Computers follow simple rules and inputs that build up in multiple levels to result in ultimately complex actions. Break down the process in this activity as you help a friendly character make some decisions about his day through basic truth tables and logic gates. The activity has built-in levels that can be presented as appropriate for different age and time constraints.
We communicate using complex words made up of letters, but computers only process 1s and 0s. In this activity, put simple arithmetic skills to work to translate your birthdate into binary code. Learn how this code is the basis for a complete character code used by all computers.
Turn your phone 90°, and your screen automatically rotates between portrait and landscape. In this short demonstration, zoom into the inside of your device with a macro-scale model of how an accelerometer senses the force of gravity.

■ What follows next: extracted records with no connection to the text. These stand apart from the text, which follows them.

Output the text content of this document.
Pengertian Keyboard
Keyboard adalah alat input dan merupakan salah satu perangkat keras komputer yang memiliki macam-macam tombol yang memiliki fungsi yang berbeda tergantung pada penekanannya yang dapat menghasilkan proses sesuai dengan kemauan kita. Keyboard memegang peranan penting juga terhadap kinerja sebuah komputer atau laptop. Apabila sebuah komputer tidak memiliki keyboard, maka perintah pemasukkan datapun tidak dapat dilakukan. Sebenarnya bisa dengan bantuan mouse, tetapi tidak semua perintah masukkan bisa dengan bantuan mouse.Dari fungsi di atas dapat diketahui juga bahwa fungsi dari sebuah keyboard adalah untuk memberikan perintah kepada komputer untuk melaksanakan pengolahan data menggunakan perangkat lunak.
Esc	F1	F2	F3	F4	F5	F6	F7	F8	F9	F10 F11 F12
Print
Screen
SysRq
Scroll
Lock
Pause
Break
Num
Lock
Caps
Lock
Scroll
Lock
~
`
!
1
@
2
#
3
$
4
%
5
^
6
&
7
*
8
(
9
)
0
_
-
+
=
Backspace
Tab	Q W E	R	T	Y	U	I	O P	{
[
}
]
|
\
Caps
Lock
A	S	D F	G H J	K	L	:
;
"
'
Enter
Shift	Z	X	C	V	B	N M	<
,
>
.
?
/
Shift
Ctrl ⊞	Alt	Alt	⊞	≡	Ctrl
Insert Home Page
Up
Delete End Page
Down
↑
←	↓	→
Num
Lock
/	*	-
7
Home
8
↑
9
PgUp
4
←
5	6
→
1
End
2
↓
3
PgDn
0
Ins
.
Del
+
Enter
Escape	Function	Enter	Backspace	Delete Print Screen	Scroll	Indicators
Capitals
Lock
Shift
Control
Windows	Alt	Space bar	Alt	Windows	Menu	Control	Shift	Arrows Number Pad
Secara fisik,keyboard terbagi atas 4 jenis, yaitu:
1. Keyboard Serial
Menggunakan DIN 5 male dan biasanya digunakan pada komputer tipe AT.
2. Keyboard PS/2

Cellular phones communicate via invisible radio waves. In this demonstration, you can literally see antennas, transmitters, and receivers at work by using the visible part of the electromagnetic spectrum. As you transmit sound across the mini-network, explore different factors that affect cellular signal transmission including signal strength, obstacles, and reflection.
How does your device know where your finger touched the screen? With a two-player, “Battleship”-style apparatus that uses a real Nintendo DS screen, discover the invisible grid embedded inside every touch screen that maps the coordinates of your input. Then, learn how the DS touch screen actually works through a macro-scale model and explore the pros and cons of different screen technologies.